パッシブフロー監視に使用されるMXシリーズルーターは、監視対象インターフェイスからのパケットをルーティングせず、それらのインターフェイスに関連するルーティングプロトコルを実行しません。傍受されたトラフィックのみを通過させ、トラフィックフローを受信します。 図1 は、パッシブフロー監視アプリケーションの典型的なトポロジーを示しています。
トラフィックは、ルーター1とルーター2の間を通常通り移動します。IPv4トラフィックをリダイレクトするには、これら2つのルーター間のインターフェイスに光スプリッターを挿入します。光スプリッターはトラフィックをコピーし、監視ステーションにリダイレクトします。光ケーブルは、監視ステーションの受信ポートのみに接続し、送信ポートとは接続しません。この設定により、監視ステーションは監視対象のルーターからのみトラフィックを受信し、送り返すことはありません。

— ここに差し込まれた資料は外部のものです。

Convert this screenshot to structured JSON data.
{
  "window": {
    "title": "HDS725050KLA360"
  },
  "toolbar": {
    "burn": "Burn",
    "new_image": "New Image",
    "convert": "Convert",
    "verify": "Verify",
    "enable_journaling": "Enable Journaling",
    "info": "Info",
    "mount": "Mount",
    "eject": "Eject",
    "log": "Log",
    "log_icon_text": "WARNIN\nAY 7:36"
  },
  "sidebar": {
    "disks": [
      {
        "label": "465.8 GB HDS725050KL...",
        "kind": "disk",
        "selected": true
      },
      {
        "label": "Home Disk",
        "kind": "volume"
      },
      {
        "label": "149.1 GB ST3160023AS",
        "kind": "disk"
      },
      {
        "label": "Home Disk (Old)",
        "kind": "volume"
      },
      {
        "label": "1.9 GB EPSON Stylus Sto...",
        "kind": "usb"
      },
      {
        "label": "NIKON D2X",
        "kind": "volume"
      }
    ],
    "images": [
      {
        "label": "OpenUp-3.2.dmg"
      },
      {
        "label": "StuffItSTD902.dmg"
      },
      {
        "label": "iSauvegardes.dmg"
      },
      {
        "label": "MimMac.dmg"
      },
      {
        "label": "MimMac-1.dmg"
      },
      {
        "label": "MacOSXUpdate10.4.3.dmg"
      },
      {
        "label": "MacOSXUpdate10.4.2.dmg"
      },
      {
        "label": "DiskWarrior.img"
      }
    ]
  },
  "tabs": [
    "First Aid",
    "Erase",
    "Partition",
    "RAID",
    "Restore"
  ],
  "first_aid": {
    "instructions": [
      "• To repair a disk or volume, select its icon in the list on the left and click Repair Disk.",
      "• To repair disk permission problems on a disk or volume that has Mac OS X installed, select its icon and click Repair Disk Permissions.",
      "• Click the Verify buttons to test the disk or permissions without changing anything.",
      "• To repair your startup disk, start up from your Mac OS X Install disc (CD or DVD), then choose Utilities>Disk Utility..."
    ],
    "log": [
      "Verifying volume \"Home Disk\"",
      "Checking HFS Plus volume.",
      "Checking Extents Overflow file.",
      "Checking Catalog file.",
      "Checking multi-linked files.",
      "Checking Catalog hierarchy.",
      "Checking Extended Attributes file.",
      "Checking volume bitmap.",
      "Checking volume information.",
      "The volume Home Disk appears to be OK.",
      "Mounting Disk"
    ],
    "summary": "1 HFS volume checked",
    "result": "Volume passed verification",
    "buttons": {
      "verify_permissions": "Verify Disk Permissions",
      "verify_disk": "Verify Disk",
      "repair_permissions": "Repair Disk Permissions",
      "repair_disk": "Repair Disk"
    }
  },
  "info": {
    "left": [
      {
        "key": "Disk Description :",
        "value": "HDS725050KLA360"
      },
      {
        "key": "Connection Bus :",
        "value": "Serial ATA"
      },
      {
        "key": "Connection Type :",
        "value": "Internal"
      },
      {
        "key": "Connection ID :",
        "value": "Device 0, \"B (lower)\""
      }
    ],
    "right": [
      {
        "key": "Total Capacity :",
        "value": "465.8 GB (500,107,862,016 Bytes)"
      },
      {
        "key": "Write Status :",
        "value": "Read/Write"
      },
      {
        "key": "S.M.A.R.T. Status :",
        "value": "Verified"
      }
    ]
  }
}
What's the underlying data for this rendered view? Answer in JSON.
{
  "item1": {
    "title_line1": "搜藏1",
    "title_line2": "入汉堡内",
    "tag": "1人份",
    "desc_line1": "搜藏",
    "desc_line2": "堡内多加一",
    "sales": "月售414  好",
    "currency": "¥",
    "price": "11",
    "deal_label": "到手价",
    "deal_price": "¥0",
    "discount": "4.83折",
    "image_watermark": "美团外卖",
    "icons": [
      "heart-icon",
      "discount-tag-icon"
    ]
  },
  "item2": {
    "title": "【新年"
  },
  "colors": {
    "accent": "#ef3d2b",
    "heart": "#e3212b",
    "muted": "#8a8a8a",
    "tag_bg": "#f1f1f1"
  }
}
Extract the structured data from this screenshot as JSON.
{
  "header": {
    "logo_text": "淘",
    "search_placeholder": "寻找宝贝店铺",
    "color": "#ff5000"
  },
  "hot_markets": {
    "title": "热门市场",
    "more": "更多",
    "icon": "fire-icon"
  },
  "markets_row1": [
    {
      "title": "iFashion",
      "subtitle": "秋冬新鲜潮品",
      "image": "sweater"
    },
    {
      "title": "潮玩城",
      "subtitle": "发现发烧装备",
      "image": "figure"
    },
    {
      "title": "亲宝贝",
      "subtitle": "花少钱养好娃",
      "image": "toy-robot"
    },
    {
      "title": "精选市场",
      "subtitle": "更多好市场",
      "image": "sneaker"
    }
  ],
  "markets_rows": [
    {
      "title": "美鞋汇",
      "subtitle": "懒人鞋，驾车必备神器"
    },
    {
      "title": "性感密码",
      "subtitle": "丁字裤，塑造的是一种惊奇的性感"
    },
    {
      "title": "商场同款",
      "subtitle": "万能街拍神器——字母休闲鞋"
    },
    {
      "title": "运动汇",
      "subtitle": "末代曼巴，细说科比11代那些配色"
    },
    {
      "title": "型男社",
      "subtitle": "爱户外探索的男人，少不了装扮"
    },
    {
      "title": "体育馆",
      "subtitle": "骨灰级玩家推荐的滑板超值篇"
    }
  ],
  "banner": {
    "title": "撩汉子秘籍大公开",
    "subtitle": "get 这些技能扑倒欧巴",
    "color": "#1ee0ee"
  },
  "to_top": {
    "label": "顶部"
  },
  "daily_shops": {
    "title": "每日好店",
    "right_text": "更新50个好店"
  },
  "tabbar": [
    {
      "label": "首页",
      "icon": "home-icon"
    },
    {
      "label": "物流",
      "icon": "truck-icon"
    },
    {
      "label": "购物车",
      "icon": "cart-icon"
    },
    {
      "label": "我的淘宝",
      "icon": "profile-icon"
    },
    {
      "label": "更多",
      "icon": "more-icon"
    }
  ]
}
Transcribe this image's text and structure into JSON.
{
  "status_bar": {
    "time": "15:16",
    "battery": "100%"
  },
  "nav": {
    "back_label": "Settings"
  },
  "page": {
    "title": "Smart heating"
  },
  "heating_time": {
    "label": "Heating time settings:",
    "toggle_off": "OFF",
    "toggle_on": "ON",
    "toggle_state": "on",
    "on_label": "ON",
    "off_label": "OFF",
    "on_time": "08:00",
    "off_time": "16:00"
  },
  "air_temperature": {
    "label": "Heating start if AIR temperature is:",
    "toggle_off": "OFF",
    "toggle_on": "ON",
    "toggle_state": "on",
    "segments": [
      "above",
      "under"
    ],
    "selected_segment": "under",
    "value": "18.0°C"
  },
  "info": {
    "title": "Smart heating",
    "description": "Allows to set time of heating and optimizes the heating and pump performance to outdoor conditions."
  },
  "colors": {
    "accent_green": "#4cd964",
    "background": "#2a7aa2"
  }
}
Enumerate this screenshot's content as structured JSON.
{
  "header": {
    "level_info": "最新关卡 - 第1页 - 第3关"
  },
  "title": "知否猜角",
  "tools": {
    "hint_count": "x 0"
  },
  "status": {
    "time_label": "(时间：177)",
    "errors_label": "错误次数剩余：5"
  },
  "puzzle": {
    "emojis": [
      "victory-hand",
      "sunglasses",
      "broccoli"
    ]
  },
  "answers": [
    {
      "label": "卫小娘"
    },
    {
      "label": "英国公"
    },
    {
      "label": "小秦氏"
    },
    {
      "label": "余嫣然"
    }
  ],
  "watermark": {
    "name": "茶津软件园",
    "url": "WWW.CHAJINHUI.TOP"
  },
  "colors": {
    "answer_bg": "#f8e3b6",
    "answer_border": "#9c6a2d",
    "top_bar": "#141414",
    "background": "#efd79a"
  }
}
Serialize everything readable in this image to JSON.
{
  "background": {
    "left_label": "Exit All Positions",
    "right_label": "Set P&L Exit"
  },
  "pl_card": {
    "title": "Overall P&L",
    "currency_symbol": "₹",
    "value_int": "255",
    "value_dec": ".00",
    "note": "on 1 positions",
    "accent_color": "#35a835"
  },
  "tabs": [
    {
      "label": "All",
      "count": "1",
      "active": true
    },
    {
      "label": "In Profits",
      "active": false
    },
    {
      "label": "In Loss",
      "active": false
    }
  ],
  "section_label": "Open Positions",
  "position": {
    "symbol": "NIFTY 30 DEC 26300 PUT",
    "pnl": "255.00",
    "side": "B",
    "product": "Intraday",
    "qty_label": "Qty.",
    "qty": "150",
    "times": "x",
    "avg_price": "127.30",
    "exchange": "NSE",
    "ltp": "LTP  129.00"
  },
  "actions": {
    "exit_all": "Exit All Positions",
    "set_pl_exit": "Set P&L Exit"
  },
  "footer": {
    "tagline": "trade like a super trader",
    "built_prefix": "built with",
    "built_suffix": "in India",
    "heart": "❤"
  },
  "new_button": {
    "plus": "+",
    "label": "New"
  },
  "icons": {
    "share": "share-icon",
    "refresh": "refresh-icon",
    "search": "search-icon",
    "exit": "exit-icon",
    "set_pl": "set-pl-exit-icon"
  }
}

トラフィックフローを監視している場合、ルーター内のインターネットプロセッサーII ASICは、トラフィックのコピーを監視ステーション内の監視サービスまたは監視サービスII PICに転送します。複数の監視サービスPICがインストールされている場合、監視ステーションは受信トラフィックの負荷を複数のPICに分散します。監視サービスPICは、バージョン5形式でフローレコードを生成し、レコードはフローコレクターにエクスポートされます。
パケットの合法的な傍受を実行している場合、インターネットプロセッサーII ASICは受信トラフィックをフィルタリングし、トンネルサービスPICに転送します。その後、フィルターベースの転送が適用され、トラフィックがパケットアナライザに誘導されます。オプションで、傍受したトラフィックまたはフローレコードをES PICで暗号化し、宛先に送信することもできます。追加構成により、フロー レコードをフロー コレクターで処理し、フローを動的にキャプチャできます。
MPLSパッシブモニタリングにより、ルーターは、 mpls.0 ルーティングテーブルに対応するエントリーを持たないラベル値を持つMPLSパケットを処理できます。これらの認識されない MPLS パケットを迂回させ、MPLS ラベルを削除して、基盤となる IPv4 パケットをリダイレクトできます。これは、MPLSパケットのデフォルトルートまたはプロミスキャスラベルに相当します。このアプリケーションは監視サービスPICを使用しないため、MPLSパッシブ監視の詳細については、 Junos MPLSアプリケーション設定ガイド を参照してください。